Secondary Organic Aerosol Formation from Aqueous Ethylamine Oxidation Mediated by Particulate Nitrate Photolysis

Atmospheric ethylamine (EA) is emitted by various primary sources and can be found abundantly in the gas and particle phases. Nitrate (NO₃^–) is one of the most abundant inorganic compounds and has been found to coexist with amines in ambient particles. The photolysis of NO₃^– can produce oxidants such as the OH radical, NO₂, O(³P), and N(III), which can lead to the decay of particulate EA. Moreover, the degradation of EA forms carbonyl species, which are precursors to brown carbon (BrC) formation. In this study, we investigated the aging of EA-containing particles mediated by NO₃^– photolysis under different relative humidity (RH) and initial pH conditions under 300 nm UV irradiation. The more acidic (pH 0.0, 0.2, and 0.6) particles (EA:H⁺ molar ratio = 4:4.25, 4:4.5, 4:5 at 70% RH) exhibited an increase in pH, while the less acidic (pH 5.0, 4.8, 4.7, and 5.1) particles (EA:H⁺ = 4:4 at 40%, 55%, 70%, and 85% RH) showed a decrease in pH as a result of photooxidation.

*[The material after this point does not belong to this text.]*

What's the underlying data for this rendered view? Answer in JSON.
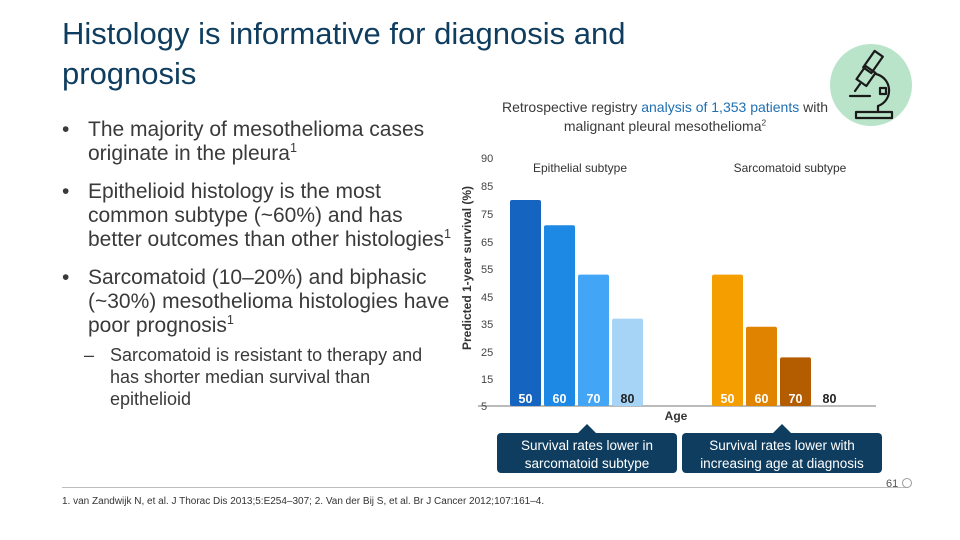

We attributed these contrary pH changes to the combination of the HONO evaporation, which increases the pH, and the EA reactions, which decrease the pH. The decay rates of NO₃^– and EA appear not to be sensitive to RH and pH within experimental uncertainties. We proposed EA reaction pathways in the presence of oxidants produced from NO₃^– photolysis based on product speciation. We also observed the formation of water-soluble organics (BrC and an organic phase) as a potential secondary organic aerosol (SOA). This study sheds light on the particulate sink of EA and its potential in BrC and SOA formation mediated by NO₃^– photolysis in the atmosphere, providing new insights into the aging of amines in atmospheric aerosols.

This study shows particulate ethylamine decay during nitrate photolysis could form water-soluble secondary organics (BrC and an organic phase), providing insight into the atmospheric amine sink and aging.